Le président ukrainien, Volodymyr Zelensky, a révélé lors d'un message vocal qu'il avait reçu des demandes de ses partenaires pour réduire les frappes sur les infrastructures énergétiques russes. Sans entrer dans les détails, il a mentionné que ces pressions surgissent dans le contexte d'une crise énergétique mondiale exacerbée par les conflits récents.
La guerre au Moyen-Orient est un facteur aggravant, entraînant une turbulence sur le marché de l'énergie, affectant divers pays, y compris la France, qui peinent avec l’approvisionnement en carburant. Pendant ce temps, la Russie profite de cette situation pour intensifier ses ventes de combustibles fossiles. Plusieurs alliés ont alors suggéré à l’Ukraine de diminuer le rythme de ses attaques contre les installations énergétiques russes, même au cœur des hostilités en Ukraine.

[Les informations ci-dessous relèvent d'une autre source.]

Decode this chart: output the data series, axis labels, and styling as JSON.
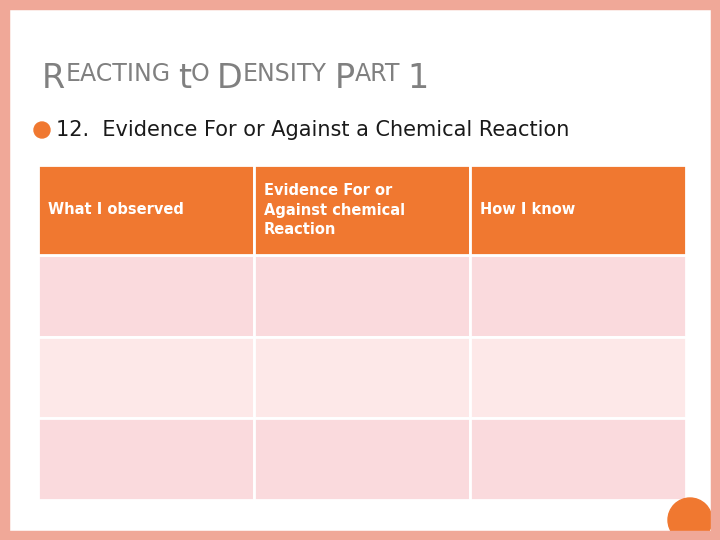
{
  "title_parts": [
    {
      "text": "R",
      "large": true
    },
    {
      "text": "EACTING TO ",
      "large": false
    },
    {
      "text": "D",
      "large": true
    },
    {
      "text": "ENSITY ",
      "large": false
    },
    {
      "text": "P",
      "large": true
    },
    {
      "text": "ART 1",
      "large": false
    }
  ],
  "subtitle": "12.  Evidence For or Against a Chemical Reaction",
  "bullet_color": "#F07830",
  "header_bg": "#F07830",
  "header_text_color": "#FFFFFF",
  "row_bg_row0": "#FADADD",
  "row_bg_row1": "#FDE8E8",
  "row_bg_row2": "#FADADD",
  "border_color": "#FFFFFF",
  "slide_bg": "#FFFFFF",
  "slide_border_color": "#F0A898",
  "title_color": "#808080",
  "subtitle_color": "#1a1a1a",
  "col_headers": [
    "What I observed",
    "Evidence For or\nAgainst chemical\nReaction",
    "How I know"
  ],
  "num_data_rows": 3,
  "corner_circle_color": "#F07830"
}
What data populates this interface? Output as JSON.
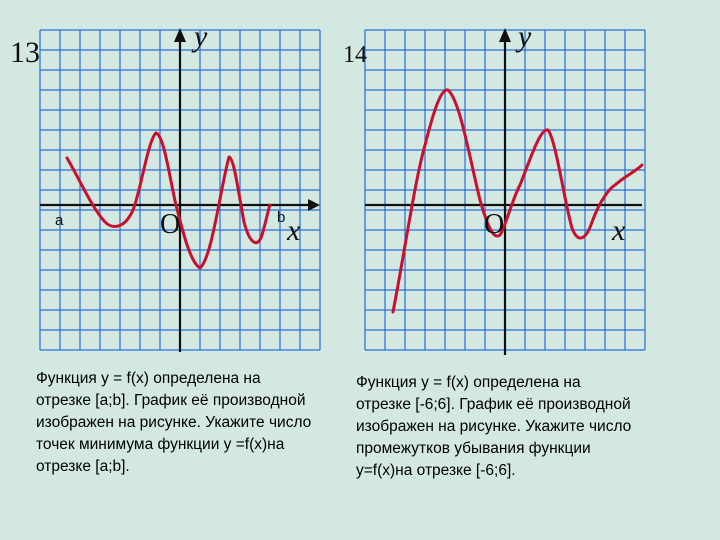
{
  "background_color": "#d2e8e0",
  "grid_color": "#2a6fd6",
  "curve_color": "#c8102e",
  "graph13": {
    "number": "13",
    "y_label": "y",
    "x_label": "x",
    "origin_label": "O",
    "a_label": "a",
    "b_label": "b",
    "description_lines": [
      "Функция y = f(x) определена на",
      "отрезке [a;b]. График её производной",
      "изображен на рисунке. Укажите число",
      "точек минимума функции y =f(x)на",
      "отрезке [a;b]."
    ]
  },
  "graph14": {
    "number": "14",
    "y_label": "y",
    "x_label": "x",
    "origin_label": "O",
    "description_lines": [
      "Функция y = f(x) определена на",
      "отрезке [-6;6]. График её производной",
      "изображен на рисунке. Укажите число",
      "промежутков убывания функции",
      "y=f(x)на отрезке [-6;6]."
    ]
  }
}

« Nous avons effectivement reçu des signaux de certains de nos partenaires nous demandant de réduire nos ripostes dans le secteur pétrolier », a déclaré Zelensky, relayé par la BBC. Ce même message a été reflété par des sources ayant requis l'anonymat, indiquant que des responsables américains pourraient être à l’origine de cette démarche.
Une proposition
Le président ukrainien a précisé qu'il était disposé à maitriser les frappes sur les infrastructures énergétiques russes à condition que Moscou cesse ses attaques sur les installations ukrainiennes. « Si la Russie est prête à ne pas attaquer nos infrastructures énergétiques, nous ne frapperons pas les leurs », a-t-il affirmé.
Au-delà de ces tensions, Zelensky, de retour d'une visite au Moyen-Orient, s’est félicité des accords de coopération sécuritaire qu’il a pu établir dans la région. Il a aussi annoncé un contrat garantissant des livraisons de diesel à l’Ukraine pour l’année à venir, bien que les détails restent à préciser.